かけがえのない経験を積んだ琉球の来季に期待

琉球の桶谷HCは「この経験がキングスにとってかけがえのないものになる」と前を見据えた 【(C)B.LEAGUE】

 コート上の優勝インタビューで安齋竜三ヘッドコーチは「琉球さんは最強のチームだと思っていました。相手がそういうチームだったからこそ、自分たちは実力以上の力を発揮できた」とまず琉球を称賛した。そして、昨シーズンまで主軸を張った選手が複数抜けたことも踏まえた上で「(田臥)勇太をはじめとして、試合に出る出ないにかかわらず全員が一つになってやってくれた。その結果どんどん成長していって、このCSで最高のチームになったと思います」とシーズンを通してのチームの進化を誇らしげに語った。

 開幕節で昇格初年度の群馬クレインサンダーズに連敗するというよもやのスタートとなった今シーズン。主軸が抜けた穴は思いのほか大きかったと誰もが思ったに違いない。
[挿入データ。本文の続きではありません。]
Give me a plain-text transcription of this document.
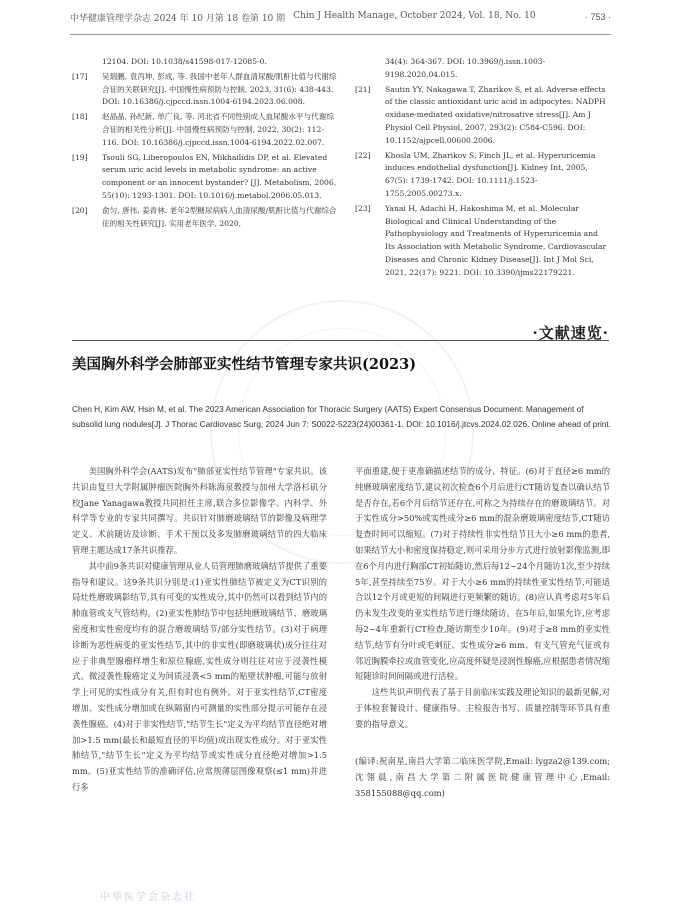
中华健康管理学杂志 2024 年 10 月第 18 卷第 10 期 Chin J Health Manage, October 2024, Vol. 18, No. 10	· 753 ·
12104. DOI: 10.1038/s41598-017-12085-0.
[17]	吴瑞鹏, 袁丙坤, 彭成, 等. 我国中老年人群血清尿酸/肌酐比值与代谢综合征的关联研究[J]. 中国慢性病预防与控制, 2023, 31(6): 438-443. DOI: 10.16386/j.cjpccd.issn.1004-6194.2023.06.008.
[18]	赵晶晶, 孙纪新, 单广良, 等. 河北省不同性别成人血尿酸水平与代谢综合征的相关性分析[J]. 中国慢性病预防与控制, 2022, 30(2): 112-116. DOI: 10.16386/j.cjpccd.issn.1004-6194.2022.02.007.
[19]	Tsouli SG, Liberopoulos EN, Mikhailidis DP, et al. Elevated serum uric acid levels in metabolic syndrome: an active component or an innocent bystander? [J]. Metabolism, 2006, 55(10): 1293-1301. DOI: 10.1016/j.metabol.2006.05.013.
[20]	俞匀, 唐伟, 姜青林. 老年2型糖尿病病人血清尿酸/肌酐比值与代谢综合征的相关性研究[J]. 实用老年医学, 2020,
34(4): 364-367. DOI: 10.3969/j.issn.1003-9198.2020.04.015.
[21]	Sautin YY, Nakagawa T, Zharikov S, et al. Adverse effects of the classic antioxidant uric acid in adipocytes: NADPH oxidase-mediated oxidative/nitrosative stress[J]. Am J Physiol Cell Physiol, 2007, 293(2): C584-C596. DOI: 10.1152/ajpcell.00600.2006.
[22]	Khosla UM, Zharikov S, Finch JL, et al. Hyperuricemia induces endothelial dysfunction[J]. Kidney Int, 2005, 67(5): 1739-1742. DOI: 10.1111/j.1523-1755.2005.00273.x.
[23]	Yanai H, Adachi H, Hakoshima M, et al. Molecular Biological and Clinical Understanding of the Pathophysiology and Treatments of Hyperuricemia and Its Association with Metabolic Syndrome, Cardiovascular Diseases and Chronic Kidney Disease[J]. Int J Mol Sci, 2021, 22(17): 9221. DOI: 10.3390/ijms22179221.
·文献速览·
美国胸外科学会肺部亚实性结节管理专家共识(2023)
Chen H, Kim AW, Hsin M, et al. The 2023 American Association for Thoracic Surgery (AATS) Expert Consensus Document: Management of subsolid lung nodules[J]. J Thorac Cardiovasc Surg, 2024 Jun 7: S0022-5223(24)00361-1. DOI: 10.1016/j.jtcvs.2024.02.026. Online ahead of print.

美国胸外科学会(AATS)发布"肺部亚实性结节管理"专家共识。该共识由复旦大学附属肿瘤医院胸外科陈海泉教授与加州大学洛杉矶分校Jane Yanagawa教授共同担任主席,联合多位影像学、内科学、外科学等专业的专家共同撰写。共识针对肺磨玻璃结节的影像及病理学定义、术前随访及诊断、手术干预以及多发肺磨玻璃结节的四大临床管理主题达成17条共识推荐。

其中前9条共识对健康管理从业人员管理肺磨玻璃结节提供了重要指导和建议。这9条共识分别是:(1)亚实性肺结节被定义为CT识别的局灶性磨玻璃影结节,具有可变的实性成分,其中仍然可以看到结节内的肺血管或支气管结构。(2)亚实性肺结节中包括纯磨玻璃结节、磨玻璃密度和实性密度均有的混合磨玻璃结节/部分实性结节。(3)对于病理诊断为恶性病变的亚实性结节,其中的非实性(即磨玻璃状)成分往往对应于非典型腺瘤样增生和原位腺癌,实性成分则往往对应于浸袭性模式。微浸袭性腺癌定义为间质浸袭<5 mm的贴壁状肿瘤,可能与放射学上可见的实性成分有关,但有时也有例外。对于亚实性结节,CT密度增加、实性成分增加或在纵隔窗内可测量的实性部分提示可能存在浸袭性腺癌。(4)对于非实性结节,"结节生长"定义为平均结节直径绝对增加>1.5 mm(最长和最短直径的平均值)或出现实性成分。对于亚实性肺结节,"结节生长"定义为平均结节或实性成分直径绝对增加>1.5 mm。(5)亚实性结节的准确评估,应常规薄层图像观察(≤1 mm)并进行多

平面重建,便于更准确描述结节的成分、特征。(6)对于直径≥6 mm的纯磨玻璃密度结节,建议初次检查6个月后进行CT随访复查以确认结节是否存在,若6个月后结节还存在,可称之为持续存在的磨玻璃结节。对于实性成分>50%或实性成分≥6 mm的混杂磨玻璃密度结节,CT随访复查时间可以缩短。(7)对于持续性非实性结节且大小≥6 mm的患者,如果结节大小和密度保持稳定,则可采用分步方式进行放射影像监测,即在6个月内进行胸部CT初始随访,然后每12~24个月随访1次,至少持续5年,甚至持续至75岁。对于大小≥6 mm的持续性亚实性结节,可能适合以12个月或更短的间隔进行更频繁的随访。(8)应认真考虑对5年后仍未发生改变的亚实性结节进行继续随访。在5年后,如果允许,应考虑每2~4年重新行CT检查,随访期至少10年。(9)对于≥8 mm的亚实性结节,结节有分叶或毛刺征、实性成分≥6 mm、有支气管充气征或有邻近胸膜牵拉或血管变化,应高度怀疑是浸润性腺癌,应根据患者情况缩短随诊时间间隔或进行活检。

这些共识声明代表了基于目前临床实践及理论知识的最新见解,对于体检套餐设计、健康指导、主检报告书写、质量控制等环节具有重要的指导意义。

(编译:祝南星,南昌大学第二临床医学院,Email: lygza2@139.com;沈翎晨,南昌大学第二附属医院健康管理中心,Email: 358155088@qq.com)
中华医学会杂志社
しかし、試合を重ねながらチームは着実に強さを取り戻していった。ジョシュ・スコットが「アップダウンのあるシーズンだったが、そこから学んで成長できたシーズン。一番重要な時期にしっかりとピークを持ってくることができて、ベストなチームを作ることができた」と胸を張るのも、勝者のメンタリティーを備え、強固な土台を持つ宇都宮のカルチャーがあってこそだ。

 一方、「まずは宇都宮の皆さんに『おめでとうございます』と言いたい」と相手をたたえた琉球の桶谷大HCは「結果こそ出ませんでしたが、この場に立たせてもらったことに感謝したい。この経験がキングスにとってかけがえのないものになる。またここに戻ってきたいと思います」と語った。思えば、宇都宮も昨シーズンはファイナルの舞台で涙を飲んだ。その経験があったことは、今回の優勝にも少なからず結びついているに違いない。ファイナル敗退の経験を経て一回り強くなった琉球が、また来シーズンも大暴れすることを期待したい。